I have tried to raise kids who are kind. Have I been successful? My answer depends on what day you ask me. But a recent conversation with another parent reminded me of three times when I thought I had lost the battle. (I’ll describe these in separate posts so it won’t get too long.)
When my daughter was in first grade, her teacher called me one afternoon to tell me that Mia had been part of a group of children who were cruelly teasing a classmate about his severe allergies and the accommodations that were necessary to keep him safe. I couldn’t believe that MY child would act like that. (Can anyone relate?)

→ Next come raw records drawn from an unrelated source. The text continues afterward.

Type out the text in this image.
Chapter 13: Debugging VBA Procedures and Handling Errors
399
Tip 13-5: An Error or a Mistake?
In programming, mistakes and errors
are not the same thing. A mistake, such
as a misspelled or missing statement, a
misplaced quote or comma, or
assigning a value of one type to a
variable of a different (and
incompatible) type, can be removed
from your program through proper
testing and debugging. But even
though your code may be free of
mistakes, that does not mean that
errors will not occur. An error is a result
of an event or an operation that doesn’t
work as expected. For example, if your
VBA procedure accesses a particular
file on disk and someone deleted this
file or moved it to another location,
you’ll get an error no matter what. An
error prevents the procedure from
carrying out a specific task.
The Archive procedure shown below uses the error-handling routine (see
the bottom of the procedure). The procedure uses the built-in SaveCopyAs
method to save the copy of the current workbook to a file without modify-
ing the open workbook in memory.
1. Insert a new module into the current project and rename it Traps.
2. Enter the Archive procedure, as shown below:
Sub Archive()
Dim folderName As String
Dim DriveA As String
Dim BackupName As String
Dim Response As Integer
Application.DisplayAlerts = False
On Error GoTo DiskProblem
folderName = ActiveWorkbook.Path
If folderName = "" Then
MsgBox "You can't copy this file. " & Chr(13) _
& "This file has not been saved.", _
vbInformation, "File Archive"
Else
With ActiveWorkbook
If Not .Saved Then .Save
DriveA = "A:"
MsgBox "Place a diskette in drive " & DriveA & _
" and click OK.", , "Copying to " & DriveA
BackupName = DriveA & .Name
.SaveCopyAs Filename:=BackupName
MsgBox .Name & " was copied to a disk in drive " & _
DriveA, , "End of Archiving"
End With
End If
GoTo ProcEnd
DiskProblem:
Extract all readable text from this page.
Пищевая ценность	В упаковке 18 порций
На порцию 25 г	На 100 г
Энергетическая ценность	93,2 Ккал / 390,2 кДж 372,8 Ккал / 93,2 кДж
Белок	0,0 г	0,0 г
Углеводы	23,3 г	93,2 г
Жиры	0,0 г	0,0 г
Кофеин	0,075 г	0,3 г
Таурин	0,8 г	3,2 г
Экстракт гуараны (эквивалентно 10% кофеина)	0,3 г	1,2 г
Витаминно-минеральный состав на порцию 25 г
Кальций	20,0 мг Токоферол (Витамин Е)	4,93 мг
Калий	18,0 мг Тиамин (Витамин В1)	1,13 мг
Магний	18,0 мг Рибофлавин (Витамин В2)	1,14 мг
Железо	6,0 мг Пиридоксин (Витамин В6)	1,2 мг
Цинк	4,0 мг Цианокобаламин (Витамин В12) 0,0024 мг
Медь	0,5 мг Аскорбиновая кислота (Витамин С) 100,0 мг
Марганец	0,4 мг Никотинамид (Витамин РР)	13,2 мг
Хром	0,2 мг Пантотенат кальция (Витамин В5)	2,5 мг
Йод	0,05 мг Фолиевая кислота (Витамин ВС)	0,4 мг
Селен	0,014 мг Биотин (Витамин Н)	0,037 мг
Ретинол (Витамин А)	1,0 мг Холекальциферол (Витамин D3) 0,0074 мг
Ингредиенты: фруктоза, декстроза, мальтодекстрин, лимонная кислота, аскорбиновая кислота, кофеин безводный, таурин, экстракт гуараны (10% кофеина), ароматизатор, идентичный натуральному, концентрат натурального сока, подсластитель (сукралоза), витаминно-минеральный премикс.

I sat Mia down in her time out chair and stood over her with my finger jabbing in the air toward her little chest. I reminded her of all the things that kids might tease her about, like being Chinese, or being adopted, or having an autistic brother. By now her bottom lip was quivering. (This was not my kindest moment as a parent.)
Then I laid out her consequences. “Peter is now your new best friend. If anyone teases him, you will defend him. For the next two weeks, you will sit in this chair for five minutes every morning before you go to school, and you will plan three nice things to do for him that day. Then you will come home after school and tell me about doing them. Every night you will sit in this chair for five minutes and make a list of ways to be a good friend, not just to Peter but to everyone.”
I told the teacher what I was doing and she made a class project out of listing ways to be good friends (not singling out Mia or any other individual). Everyone got into it and had fun. The list was posted on the classroom wall.
And Mia did become Peter’s new best friend.